I don't know what I am doing wrong, please help!

RemyaP_Intel · ‎12-12-2022

Hi,

As per the installation document, Intel® Data Center GPU Flex Series 170 is required. Unfortunately, we do not have this in DevCloud. Could you please try this sample on a machine where the hardware and software requirements are met?

Regards,

Remya Premdas

ffa · ‎12-12-2022

Hi Remya,

Thanks for your help! Unfortunately, I do not have a machine that meets the hardware requirements.

ffa · ‎12-12-2022

Although I do see some nodes in the Intel® Developer Cloud for the Edge with Intel® Data Center GPU Flex 170. Can I use those?

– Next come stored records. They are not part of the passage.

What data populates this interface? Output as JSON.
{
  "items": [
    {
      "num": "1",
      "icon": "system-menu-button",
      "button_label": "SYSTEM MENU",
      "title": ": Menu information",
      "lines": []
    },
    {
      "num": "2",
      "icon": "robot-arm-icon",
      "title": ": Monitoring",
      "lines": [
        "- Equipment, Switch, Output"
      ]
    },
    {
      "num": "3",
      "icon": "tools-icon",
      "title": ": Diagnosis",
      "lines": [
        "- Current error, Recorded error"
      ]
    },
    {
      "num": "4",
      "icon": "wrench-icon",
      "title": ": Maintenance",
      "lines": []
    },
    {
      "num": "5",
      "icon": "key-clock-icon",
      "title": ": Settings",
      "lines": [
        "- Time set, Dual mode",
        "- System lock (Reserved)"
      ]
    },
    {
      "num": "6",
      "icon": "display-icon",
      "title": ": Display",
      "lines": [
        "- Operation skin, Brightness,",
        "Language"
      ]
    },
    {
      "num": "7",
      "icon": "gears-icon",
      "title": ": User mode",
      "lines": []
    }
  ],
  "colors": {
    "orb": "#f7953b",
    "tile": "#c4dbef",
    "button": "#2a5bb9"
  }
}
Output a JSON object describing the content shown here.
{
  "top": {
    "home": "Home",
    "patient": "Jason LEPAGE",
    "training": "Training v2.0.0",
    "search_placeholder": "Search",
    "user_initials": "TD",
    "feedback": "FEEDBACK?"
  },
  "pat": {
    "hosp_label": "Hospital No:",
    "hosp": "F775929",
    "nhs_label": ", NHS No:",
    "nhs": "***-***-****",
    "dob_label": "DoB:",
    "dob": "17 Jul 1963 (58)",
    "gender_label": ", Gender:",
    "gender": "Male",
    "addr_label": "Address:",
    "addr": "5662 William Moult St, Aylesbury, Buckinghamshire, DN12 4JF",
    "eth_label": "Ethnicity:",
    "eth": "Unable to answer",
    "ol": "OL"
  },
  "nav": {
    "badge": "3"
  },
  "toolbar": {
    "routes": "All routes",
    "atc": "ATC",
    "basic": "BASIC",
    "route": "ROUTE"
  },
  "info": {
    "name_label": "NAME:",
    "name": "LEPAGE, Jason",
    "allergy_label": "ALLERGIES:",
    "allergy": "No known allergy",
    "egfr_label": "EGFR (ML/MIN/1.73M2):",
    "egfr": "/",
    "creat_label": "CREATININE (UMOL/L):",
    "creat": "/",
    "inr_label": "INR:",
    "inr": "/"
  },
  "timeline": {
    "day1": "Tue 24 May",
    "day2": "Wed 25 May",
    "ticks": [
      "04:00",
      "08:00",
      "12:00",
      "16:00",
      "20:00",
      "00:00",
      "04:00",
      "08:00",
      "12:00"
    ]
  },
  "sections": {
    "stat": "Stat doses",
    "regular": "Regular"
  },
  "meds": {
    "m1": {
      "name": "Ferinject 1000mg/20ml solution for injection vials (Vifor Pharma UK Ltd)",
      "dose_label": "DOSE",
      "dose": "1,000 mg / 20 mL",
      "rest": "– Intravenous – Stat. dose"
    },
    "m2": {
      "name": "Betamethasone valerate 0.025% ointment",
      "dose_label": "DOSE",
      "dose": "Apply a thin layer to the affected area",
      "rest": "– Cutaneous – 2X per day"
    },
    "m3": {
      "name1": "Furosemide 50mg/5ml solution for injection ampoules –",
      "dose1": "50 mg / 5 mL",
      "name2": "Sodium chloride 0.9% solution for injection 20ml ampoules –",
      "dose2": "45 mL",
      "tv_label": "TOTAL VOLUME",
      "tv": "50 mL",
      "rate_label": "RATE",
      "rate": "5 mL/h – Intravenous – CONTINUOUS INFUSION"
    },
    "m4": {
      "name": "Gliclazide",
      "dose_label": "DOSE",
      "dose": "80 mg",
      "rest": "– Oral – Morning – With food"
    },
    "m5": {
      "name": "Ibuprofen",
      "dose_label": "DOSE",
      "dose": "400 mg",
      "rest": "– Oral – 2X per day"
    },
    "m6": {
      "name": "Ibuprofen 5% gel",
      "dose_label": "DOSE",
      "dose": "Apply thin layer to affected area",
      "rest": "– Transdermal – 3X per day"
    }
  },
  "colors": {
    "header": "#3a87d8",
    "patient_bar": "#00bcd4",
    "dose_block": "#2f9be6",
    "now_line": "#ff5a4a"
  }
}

https://www.intel.com/content/www/us/en/developer/tools/devcloud/edge/hardware-workloads.html

RemyaP_Intel · ‎12-14-2022

Hi,

The node you are trying to use is Edge Devcloud node. This will not be accessible from oneAPI DevCloud. You will have to request for Edge DevCloud access and try connecting to that node.

Regards,

Remya Premdas

ffa · ‎12-16-2022

I am not able to get a node for more than 20 minutes. Please help!

JesusE_Intel · ‎12-19-2022

Hi ffa,

The max walltime for academia accounts is 20 minutes on Intel Developer Cloud for the Edge.

Regards,

Jesus

ffa · ‎12-19-2022

Hi,

Thank you Remya and Jesus. My query has been answered. You can close this thread.

Regards,

Aniket

JesusE_Intel · ‎12-20-2022

If you need any additional information, please submit a new question as this thread will no longer be monitored.